Botulinum neurotoxin serotype A (BoNT A), produced by Clostridium botulinum, causes botulism and is used to treat multiple diseases. Its potential action in cancer therapy is currently being evaluated. In precedent studies, we have shown that BoNT A from native soil strains (Su), they have different characteristics to that of the prototype A Hall strain such as; greater specific toxic activity (AE) and differences in molecular structure and enzymatic activity against SNARE proteins.

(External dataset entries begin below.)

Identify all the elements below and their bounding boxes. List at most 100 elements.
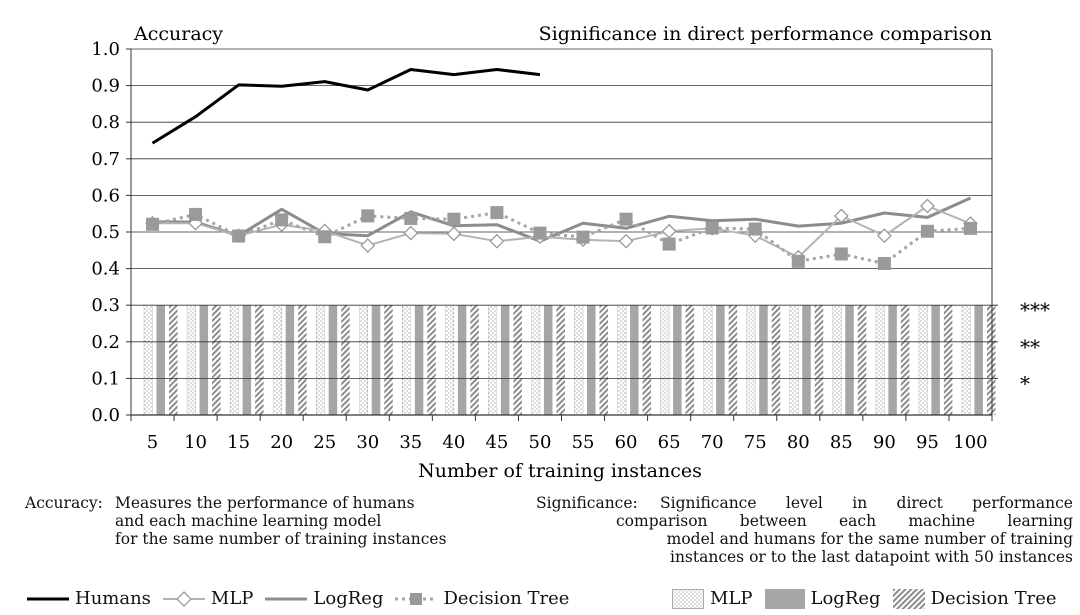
significance-bar-mlp (315, 304, 325, 416)
significance-bar-decision-tree (169, 305, 178, 415)
word: between (739, 512, 807, 530)
decision-tree-point (662, 237, 676, 251)
mlp-point (920, 198, 935, 214)
y-tick-label: 0.0 (91, 405, 120, 426)
significance-bar-mlp (746, 304, 756, 416)
gray-line-icon (265, 597, 308, 600)
y-tick-label: 0.7 (91, 149, 120, 170)
word: each (839, 512, 877, 530)
x-tick-label: 80 (787, 432, 810, 453)
y-tick-label: 0.5 (91, 222, 120, 243)
significance-bar-mlp (574, 304, 584, 416)
significance-bar-decision-tree (212, 305, 221, 415)
significance-bar-logreg (630, 305, 639, 415)
word: Significance (660, 494, 757, 512)
decision-tree-point (275, 213, 289, 227)
significance-bar-mlp (272, 304, 282, 416)
accuracy-term: Accuracy: (25, 494, 103, 512)
significance-bar-decision-tree (384, 305, 393, 415)
x-tick-label: 55 (572, 432, 595, 453)
hatched-swatch-icon (892, 588, 925, 609)
word: machine (908, 512, 976, 530)
legend-item-decision-tree-bar: Decision Tree (892, 588, 1057, 609)
decision-tree-point (189, 207, 203, 221)
x-tick-label: 60 (615, 432, 638, 453)
significance-bar-decision-tree (470, 305, 479, 415)
significance-bar-logreg (587, 305, 596, 415)
significance-bar-mlp (186, 304, 196, 416)
x-tick-label: 5 (147, 432, 158, 453)
word: direct (896, 494, 943, 512)
legend-item-mlp-bar: MLP (672, 588, 753, 609)
significance-bar-decision-tree (986, 305, 996, 415)
decision-tree-point (963, 221, 977, 235)
significance-line-4: instances or to the last datapoint with … (669, 548, 1073, 566)
decision-tree-point (533, 226, 547, 240)
significance-line-2: comparison between each machine learning (616, 512, 1073, 530)
accuracy-line: for the same number of training instance… (115, 530, 447, 548)
significance-bar-mlp (875, 304, 885, 416)
significance-bar-logreg (716, 305, 725, 415)
word: performance (972, 494, 1073, 512)
mlp-point (489, 233, 505, 249)
significance-bar-decision-tree (857, 305, 867, 415)
significance-bar-mlp (402, 304, 412, 416)
significance-bar-logreg (328, 305, 338, 415)
significance-bar-logreg (673, 305, 682, 415)
x-tick-label: 90 (873, 432, 896, 453)
significance-bar-logreg (802, 305, 811, 415)
significance-bar-logreg (285, 305, 295, 415)
word: learning (1007, 512, 1073, 530)
significance-bar-decision-tree (255, 305, 264, 415)
y-tick-label: 0.8 (91, 112, 120, 133)
significance-bar-mlp (789, 304, 799, 416)
significance-bar-mlp (961, 304, 971, 416)
significance-bar-mlp (229, 304, 239, 416)
significance-bar-mlp (531, 304, 541, 416)
y-tick-label: 0.4 (91, 259, 120, 280)
significance-bar-logreg (931, 305, 940, 415)
significance-bar-decision-tree (943, 305, 953, 415)
mlp-point (446, 226, 462, 242)
x-tick-label: 85 (830, 432, 853, 453)
decision-tree-point (146, 217, 160, 231)
decision-tree-point (318, 230, 332, 244)
decision-tree-point (877, 256, 891, 270)
significance-bar-decision-tree (685, 305, 695, 415)
significance-bar-logreg (759, 305, 768, 415)
significance-bar-mlp (660, 304, 670, 416)
x-tick-label: 75 (744, 432, 767, 453)
y-tick-label: 0.6 (91, 185, 120, 206)
mlp-point (661, 223, 677, 239)
mlp-point (360, 238, 376, 253)
significance-bar-logreg (974, 305, 983, 415)
left-title: Accuracy (133, 23, 223, 45)
x-tick-label: 70 (701, 432, 724, 453)
significance-line-3: model and humans for the same number of … (666, 530, 1073, 548)
significance-bar-mlp (918, 304, 928, 416)
x-tick-label: 35 (399, 432, 422, 453)
significance-bar-logreg (543, 305, 553, 415)
mlp-point (403, 225, 419, 241)
significance-bar-mlp (143, 304, 153, 416)
series-line-humans (151, 68, 541, 145)
accuracy-line: Measures the performance of humans (115, 494, 415, 512)
series-line-decision-tree (152, 211, 971, 265)
significance-bar-decision-tree (341, 305, 350, 415)
mlp-point (833, 208, 849, 224)
legend-label: LogReg (810, 588, 881, 609)
decision-tree-point (920, 224, 934, 238)
y-tick-label: 0.3 (91, 295, 120, 316)
decision-tree-point (705, 221, 719, 235)
significance-bar-decision-tree (427, 305, 436, 415)
significance-bar-decision-tree (298, 305, 307, 415)
significance-level-label: ** (1020, 335, 1040, 359)
mlp-point (876, 228, 892, 244)
decision-tree-point (791, 254, 805, 268)
significance-bar-logreg (199, 305, 209, 415)
significance-line-1: Significance level in direct performance (660, 494, 1073, 512)
significance-bar-decision-tree (771, 305, 781, 415)
significance-bar-logreg (371, 305, 381, 415)
legend-item-logreg: LogReg (265, 588, 383, 609)
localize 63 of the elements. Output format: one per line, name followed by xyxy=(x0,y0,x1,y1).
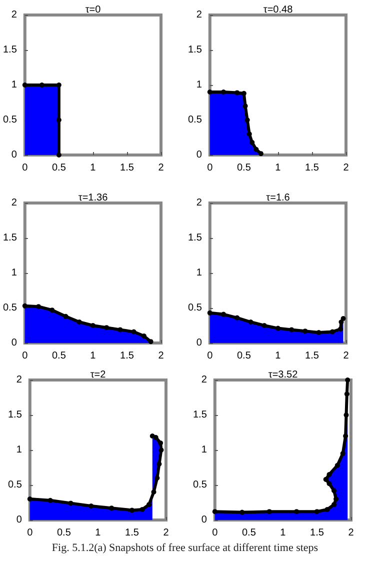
x-tick-label: 2 xyxy=(158,350,164,362)
x-tick-label: 1 xyxy=(95,528,102,538)
y-tick-label: 1 xyxy=(11,80,18,90)
x-tick-label: 1 xyxy=(280,528,286,538)
y-tick-label: 0.5 xyxy=(192,480,208,490)
x-tick-label: 2 xyxy=(158,162,164,174)
x-tick-label: 1 xyxy=(90,350,96,362)
y-tick-label: 1 xyxy=(196,268,202,278)
y-tick-label: 2 xyxy=(196,198,202,208)
y-tick-label: 2 xyxy=(11,198,18,208)
x-tick-label: 2 xyxy=(348,528,354,538)
x-tick-label: 0 xyxy=(212,528,218,538)
y-tick-label: 0.5 xyxy=(188,114,202,126)
x-tick-label: 0.5 xyxy=(52,162,66,174)
x-tick-label: 1.5 xyxy=(310,528,324,538)
x-tick-label: 1 xyxy=(90,162,96,174)
y-tick-label: 1.5 xyxy=(188,232,202,244)
x-tick-label: 1.5 xyxy=(120,162,134,174)
y-tick-label: 1.5 xyxy=(2,232,18,244)
y-tick-label: 1 xyxy=(11,268,18,278)
y-tick-label: 0.5 xyxy=(2,302,18,314)
y-tick-label: 0 xyxy=(201,514,208,526)
y-tick-label: 0 xyxy=(196,150,202,160)
x-tick-label: 2 xyxy=(163,528,170,538)
y-tick-label: 2 xyxy=(16,374,22,386)
x-tick-label: 1.5 xyxy=(120,350,134,362)
y-tick-label: 0 xyxy=(11,150,18,160)
x-tick-label: 1.5 xyxy=(305,162,320,174)
y-tick-label: 1 xyxy=(201,444,208,456)
y-tick-label: 1.5 xyxy=(192,410,208,420)
y-tick-label: 1.5 xyxy=(8,410,22,420)
y-tick-label: 0.5 xyxy=(2,114,18,126)
chart-title: τ=0 xyxy=(85,4,102,16)
y-tick-label: 2 xyxy=(11,10,18,20)
caption: Fig. 5.1.2(a) Snapshots of free surface at different time steps xyxy=(50,542,320,554)
x-tick-label: 2 xyxy=(343,350,350,362)
y-tick-label: 0 xyxy=(196,338,202,348)
chart-title: τ=1.6 xyxy=(266,192,290,204)
y-tick-label: 0.5 xyxy=(188,302,202,314)
y-tick-label: 2 xyxy=(201,374,208,386)
x-tick-label: 1 xyxy=(275,162,282,174)
y-tick-label: 1 xyxy=(16,444,22,456)
y-tick-label: 0 xyxy=(16,514,22,526)
x-tick-label: 0.5 xyxy=(242,528,256,538)
y-tick-label: 0 xyxy=(11,338,18,348)
chart-title: τ=1.36 xyxy=(78,192,108,204)
y-tick-label: 1 xyxy=(196,80,202,90)
x-tick-label: 1.5 xyxy=(125,528,140,538)
x-tick-label: 0.5 xyxy=(56,528,72,538)
x-tick-label: 0.5 xyxy=(52,350,66,362)
chart-title: τ=0.48 xyxy=(263,4,294,16)
y-tick-label: 0.5 xyxy=(8,480,22,490)
x-tick-label: 0.5 xyxy=(236,350,252,362)
x-tick-label: 0.5 xyxy=(236,162,252,174)
chart-title: τ=3.52 xyxy=(268,370,298,380)
x-tick-label: 0 xyxy=(27,528,34,538)
y-tick-label: 2 xyxy=(196,10,202,20)
chart-title: τ=2 xyxy=(90,370,106,380)
y-tick-label: 1.5 xyxy=(188,44,202,56)
x-tick-label: 2 xyxy=(343,162,350,174)
x-tick-label: 1 xyxy=(275,350,282,362)
y-tick-label: 1.5 xyxy=(2,44,18,56)
x-tick-label: 1.5 xyxy=(305,350,320,362)
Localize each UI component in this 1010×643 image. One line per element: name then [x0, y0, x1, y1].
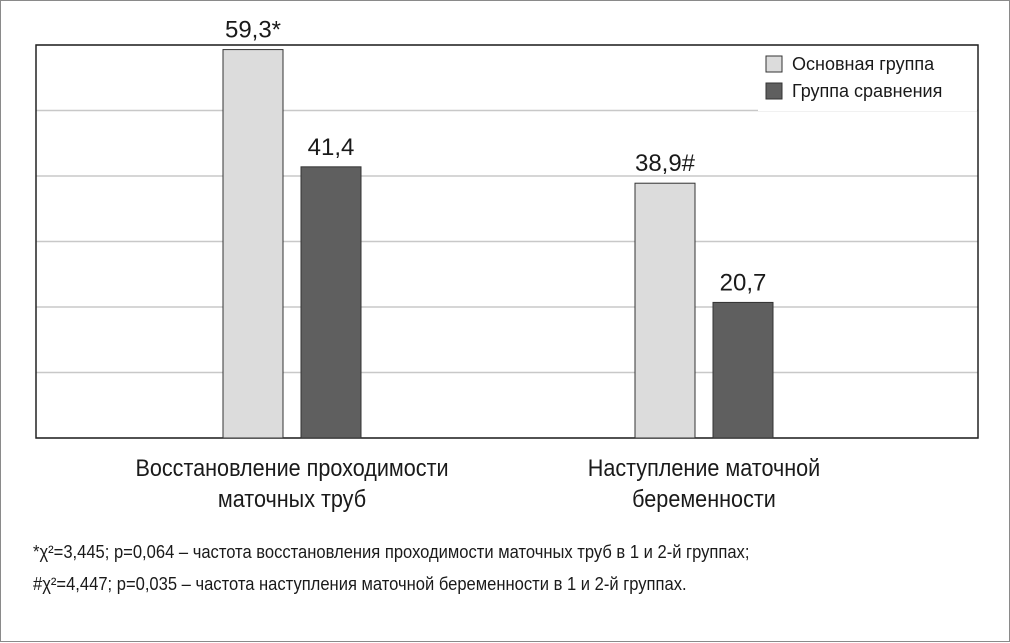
- bar: [222, 49, 284, 439]
- bar: [634, 182, 696, 439]
- value-label: 41,4: [308, 134, 355, 161]
- bar: [712, 301, 774, 439]
- legend-box: [758, 49, 977, 111]
- plot-frame: [35, 44, 979, 439]
- value-label: 38,9#: [635, 150, 696, 177]
- legend-swatch: [765, 82, 783, 100]
- legend-swatch: [765, 55, 783, 73]
- value-label: 59,3*: [225, 17, 281, 44]
- legend-label: Группа сравнения: [792, 81, 942, 101]
- legend-label: Основная группа: [792, 54, 935, 74]
- value-label: 20,7: [720, 269, 767, 296]
- footnote: *χ²=3,445; p=0,064 – частота восстановле…: [33, 542, 750, 562]
- bar: [300, 166, 362, 439]
- footnote: #χ²=4,447; p=0,035 – частота наступления…: [33, 574, 687, 594]
- x-tick-label: Наступление маточной беременности: [587, 455, 821, 513]
- x-tick-label: Восстановление проходимости маточных тру…: [135, 455, 449, 513]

In this work, we study the action of an autochthonous BoNT A compared to the A Hall on tubulin in the MCF-7 cell line of breast carcinoma. The autochthonous BoNTs of the strain Su 1935 (Tupungato) and A Hall were used in their native form, purified by saline precipitation. The values of AE (LD50/mg protein) and electrophoretic characteristics under non-denaturing conditions were determined. MCF7 cells were cultured on coverslips and incubated with 250 and 500 LD50 of the BoNTs for 10, 25, 45, and 90 min. Later, the cells were fixed and processed for immunodetection. As primary antibodies were used anti-tubulin or anti-Golgina 97 and as secondary anti-mouse-Alexa 488. The preparations visualized by fluorescence microscopy. At 90 min incubation with 250 LD50, it was observed that ~90% of the cells were taken off and deformed by the action of the BoNT A 1935 and ~40% for the BoNT A Hall, while with 500 LD50 both toxins were deleterious to the cells. When the cells were incubated with the toxins for 25 min, a disruption of microtubules with both toxins was observed, the effect being greater with the BoNT A1935. This effect was accompanied by a redistribution of the Golgi apparatus. Western blotting showed the shape of new tubulin bands, possibly due to protein degradation. This effect was also greater in the BoNT 1935. These results show a cytotoxic action of BoNT A with disorganization of cell microtubules, being observed with greater intensity in the cells treated with the autochthonous BoNT A. The degradation of tubulin and its intracellular reorganization would be part of the deleterious action of this toxin on tumor cells, opening new perspectives for therapy against solid tumors.